North Beach in Burlington, for example, reduced its number of lifeguard chairs from five to three. Consequently, the size of the bathing area has been reduced, which Kaeding said has caused frustration among beachgoers in the past.

During busy times, the YMCA of Burlington has reduced hours of operation, opening late and closing early. Lukas says the pool hours have been more consistent lately, but she will always worry about having enough lifeguards on staff.

Others worry that smaller lifeguard teams will have lasting effects on children.

“(There is) so much value in having informal experiences with water that we are not able to provide now – it will have lasting impacts,” said Santor, of the Department of Parks, Recreation and Frontline. Burlington seafront. “Informal access to water makes children more comfortable. Not having that informal room where they can learn from their peers what is safe and what is not will impact us later .”

The reasons for optimism

Desperate to bolster their staff, local beaches and pools are focusing on certifying and recertifying guards. There are only a handful of local lifeguard training providers, including the YMCA of Burlington and the University of Vermont, that the beaches and pools rely on.
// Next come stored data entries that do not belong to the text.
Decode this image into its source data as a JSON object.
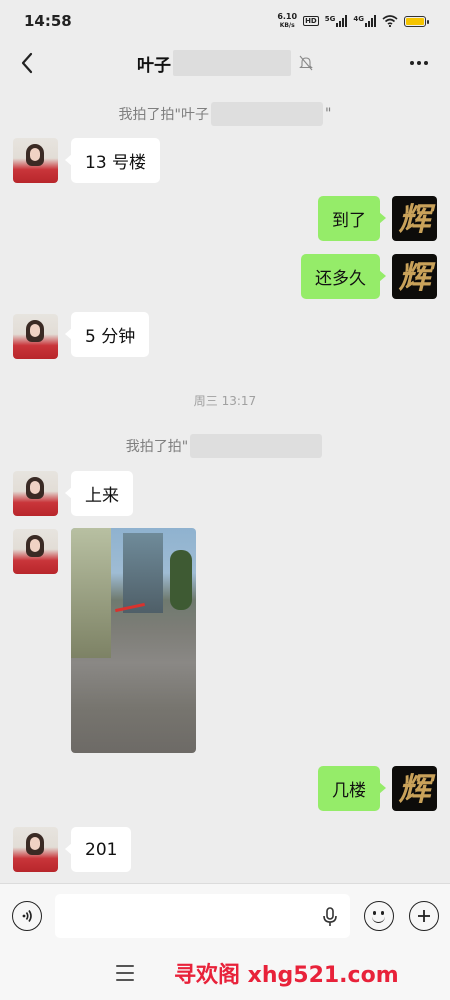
{
  "status_bar": {
    "time": "14:58",
    "net_speed_value": "6.10",
    "net_speed_unit": "KB/s",
    "hd_badge": "HD",
    "sim1_label": "5G",
    "sim2_label": "4G"
  },
  "header": {
    "title": "叶子",
    "back_icon": "chevron-left-icon",
    "mute_icon": "bell-off-icon",
    "more_icon": "more-icon"
  },
  "messages": {
    "sys_1_prefix": "我拍了拍\"叶子",
    "sys_1_suffix": "\"",
    "m1_text": "13 号楼",
    "m2_text": "到了",
    "m3_text": "还多久",
    "m4_text": "5 分钟",
    "time_divider": "周三 13:17",
    "sys_2_prefix": "我拍了拍\"",
    "m5_text": "上来",
    "m7_text": "几楼",
    "m8_text": "201",
    "right_avatar_glyph": "辉"
  },
  "input_bar": {
    "voice_icon": "voice-icon",
    "mic_icon": "microphone-icon",
    "emoji_icon": "emoji-icon",
    "plus_icon": "plus-icon"
  },
  "nav_bar": {
    "menu_icon": "menu-icon",
    "watermark": "寻欢阁 xhg521.com"
  },
  "colors": {
    "background": "#ededed",
    "sent_bubble": "#95ec69",
    "received_bubble": "#ffffff",
    "watermark": "#e8223a"
  }
}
The YMCA has certified 65 lifeguards this year, with a pair of courses scheduled in the next two weeks. Lukas expects the YMCA to certify 100 lifeguards this year. Last year they certified or recertified about 140 people.

“As much as we can do to support aquatic sports in our space, I will do,” Lukas said.
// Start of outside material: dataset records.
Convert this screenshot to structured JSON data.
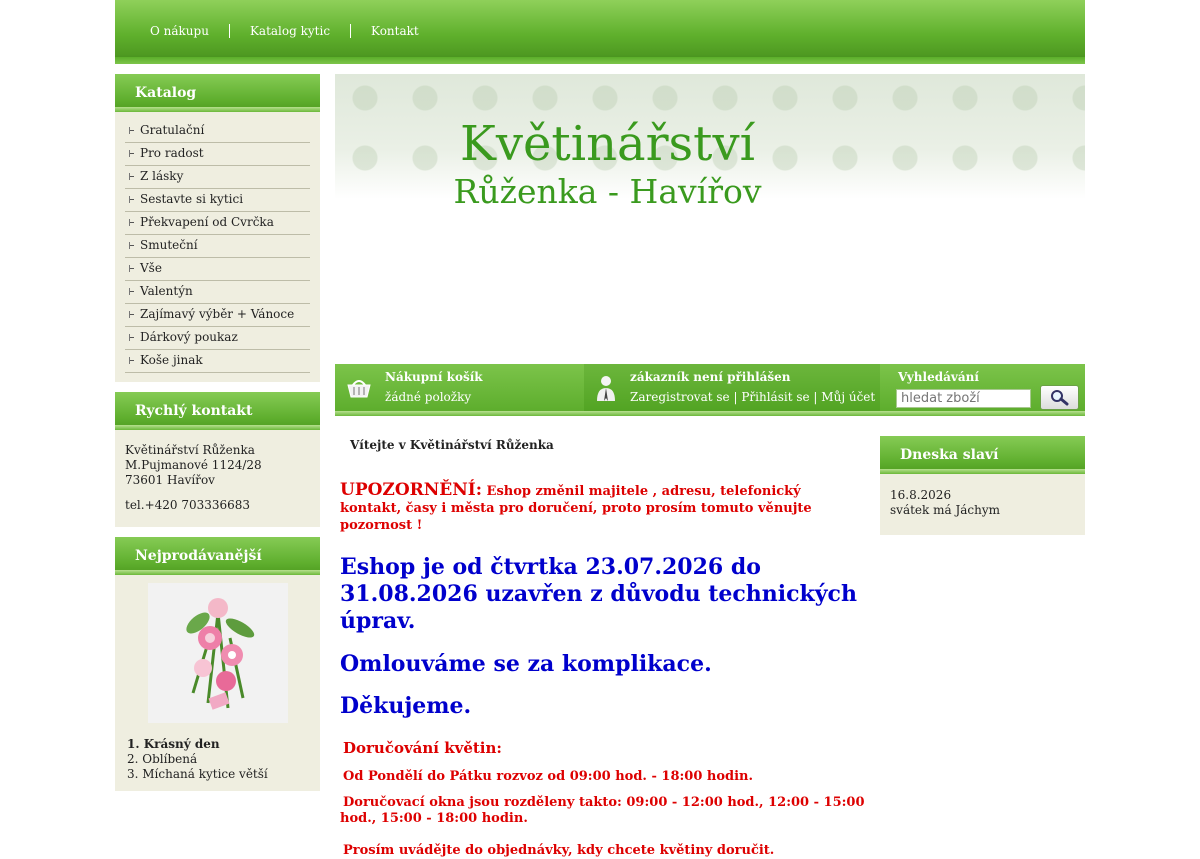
{
  "nav": {
    "items": [
      "O nákupu",
      "Katalog kytic",
      "Kontakt"
    ]
  },
  "catalog": {
    "title": "Katalog",
    "items": [
      "Gratulační",
      "Pro radost",
      "Z lásky",
      "Sestavte si kytici",
      "Překvapení od Cvrčka",
      "Smuteční",
      "Vše",
      "Valentýn",
      "Zajímavý výběr + Vánoce",
      "Dárkový poukaz",
      "Koše jinak"
    ]
  },
  "contact": {
    "title": "Rychlý kontakt",
    "line1": "Květinářství Růženka",
    "line2": "M.Pujmanové 1124/28",
    "line3": "73601 Havířov",
    "phone": "tel.+420 703336683"
  },
  "bestsellers": {
    "title": "Nejprodávanější",
    "items": [
      "1. Krásný den",
      "2. Oblíbená",
      "3. Míchaná kytice větší"
    ]
  },
  "banner": {
    "title": "Květinářství",
    "subtitle": "Růženka - Havířov"
  },
  "cart": {
    "title": "Nákupní košík",
    "status": "žádné položky"
  },
  "user": {
    "title": "zákazník není přihlášen",
    "register": "Zaregistrovat se",
    "login": "Přihlásit se",
    "account": "Můj účet",
    "sep": "|"
  },
  "search": {
    "title": "Vyhledávání",
    "placeholder": "hledat zboží"
  },
  "main": {
    "welcome": "Vítejte v Květinářství Růženka",
    "warn_label": "UPOZORNĚNÍ:",
    "warn_text": " Eshop změnil majitele , adresu, telefonický kontakt, časy i města pro doručení, proto prosím tomuto věnujte pozornost !",
    "closed": "Eshop je od čtvrtka 23.07.2026  do 31.08.2026 uzavřen z důvodu technických úprav.",
    "sorry": "Omlouváme se za komplikace.",
    "thanks": "Děkujeme.",
    "delivery_title": "Doručování květin:",
    "delivery_hours": "Od Pondělí do Pátku rozvoz od 09:00 hod. - 18:00 hodin.",
    "delivery_windows": "Doručovací okna jsou rozděleny takto: 09:00 - 12:00 hod., 12:00 - 15:00 hod., 15:00 - 18:00 hodin.",
    "delivery_note": "Prosím uvádějte do objednávky, kdy chcete květiny doručit."
  },
  "nameday": {
    "title": "Dneska slaví",
    "date": "16.8.2026",
    "text": "svátek má Jáchym"
  }
}
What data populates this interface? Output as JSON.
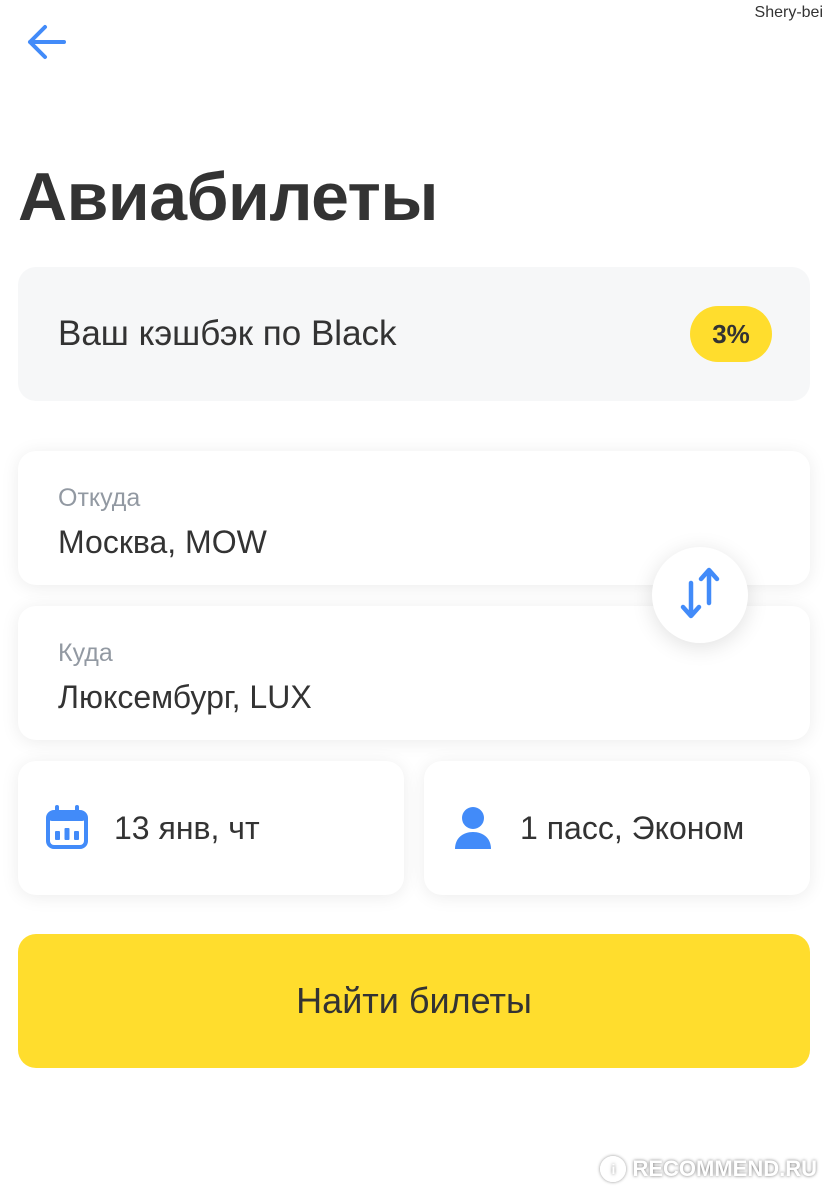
{
  "watermark_top": "Shery-bei",
  "header": {
    "back_icon": "arrow-left-icon",
    "title": "Авиабилеты"
  },
  "cashback": {
    "label": "Ваш кэшбэк по Black",
    "badge": "3%"
  },
  "from_field": {
    "label": "Откуда",
    "value": "Москва, MOW"
  },
  "to_field": {
    "label": "Куда",
    "value": "Люксембург, LUX"
  },
  "swap_icon": "swap-arrows-icon",
  "date_field": {
    "icon": "calendar-icon",
    "value": "13 янв, чт"
  },
  "passengers_field": {
    "icon": "person-icon",
    "value": "1 пасс, Эконом"
  },
  "search_button": {
    "label": "Найти билеты"
  },
  "watermark_bottom": {
    "logo_text": "i",
    "text": "RECOMMEND.RU"
  },
  "colors": {
    "accent_blue": "#428bf9",
    "brand_yellow": "#ffdd2d",
    "text_primary": "#333333",
    "text_secondary": "#9299a2",
    "card_bg": "#f6f7f8"
  }
}
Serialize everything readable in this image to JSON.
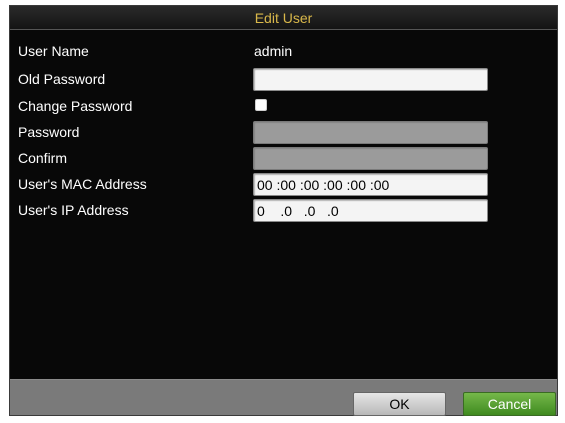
{
  "dialog": {
    "title": "Edit User"
  },
  "form": {
    "user_name_label": "User Name",
    "user_name_value": "admin",
    "old_password_label": "Old Password",
    "old_password_value": "",
    "change_password_label": "Change Password",
    "change_password_checked": false,
    "password_label": "Password",
    "password_value": "",
    "confirm_label": "Confirm",
    "confirm_value": "",
    "mac_label": "User's MAC Address",
    "mac_value": "00 :00 :00 :00 :00 :00",
    "ip_label": "User's IP Address",
    "ip_value": "0    .0   .0   .0"
  },
  "buttons": {
    "ok_label": "OK",
    "cancel_label": "Cancel"
  },
  "colors": {
    "title_text": "#d9b84a",
    "dialog_bg": "#080808",
    "footer_bg": "#7a7a7a",
    "cancel_bg": "#4f9a2b"
  }
}
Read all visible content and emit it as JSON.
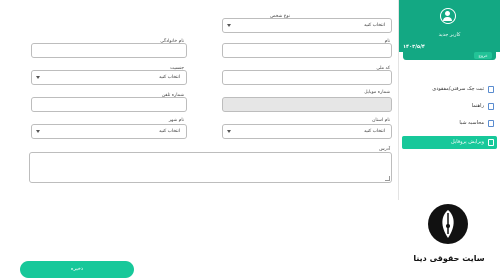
{
  "form": {
    "person_type": {
      "label": "نوع شخص",
      "value": "انتخاب کنید"
    },
    "first_name": {
      "label": "نام",
      "value": ""
    },
    "last_name": {
      "label": "نام خانوادگی",
      "value": ""
    },
    "national_code": {
      "label": "کد ملی",
      "value": ""
    },
    "gender": {
      "label": "جنسیت",
      "value": "انتخاب کنید"
    },
    "mobile": {
      "label": "شماره موبایل",
      "value": ""
    },
    "phone": {
      "label": "شماره تلفن",
      "value": ""
    },
    "province": {
      "label": "نام استان",
      "value": "انتخاب کنید"
    },
    "city": {
      "label": "نام شهر",
      "value": "انتخاب کنید"
    },
    "address": {
      "label": "آدرس",
      "value": ""
    },
    "save_label": "ذخیره"
  },
  "sidebar": {
    "user_name": "کاربر جدید",
    "date": "۱۴۰۳/۵/۴",
    "exit_label": "خروج",
    "menu": [
      {
        "label": "ثبت چک سرقتی/مفقودی",
        "active": false
      },
      {
        "label": "راهنما",
        "active": false
      },
      {
        "label": "محاسبه شبا",
        "active": false
      },
      {
        "label": "ویرایش پروفایل",
        "active": true
      }
    ]
  },
  "brand": {
    "logo_text": "سایت حقوقی دینا"
  },
  "colors": {
    "primary": "#13a883",
    "accent": "#17c89a"
  }
}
Despite the challenges, beach and pool managers are excited to be open. The Button Bay pool has been closed for two years due to the pandemic, which generated a lot of excitement when the pool opened on Memorial Day weekend.

Lukas adds that the great interest in swimming lessons keeps her optimistic. This spring, the YMCA has given swimming lessons to 300 children a week, the most Lukas has seen in 12 years at the pool.

“The volume is huge. Everyone is really excited to see everyone back here,” Lukas said. “For all of the staffing challenges, the positives are just amazing.”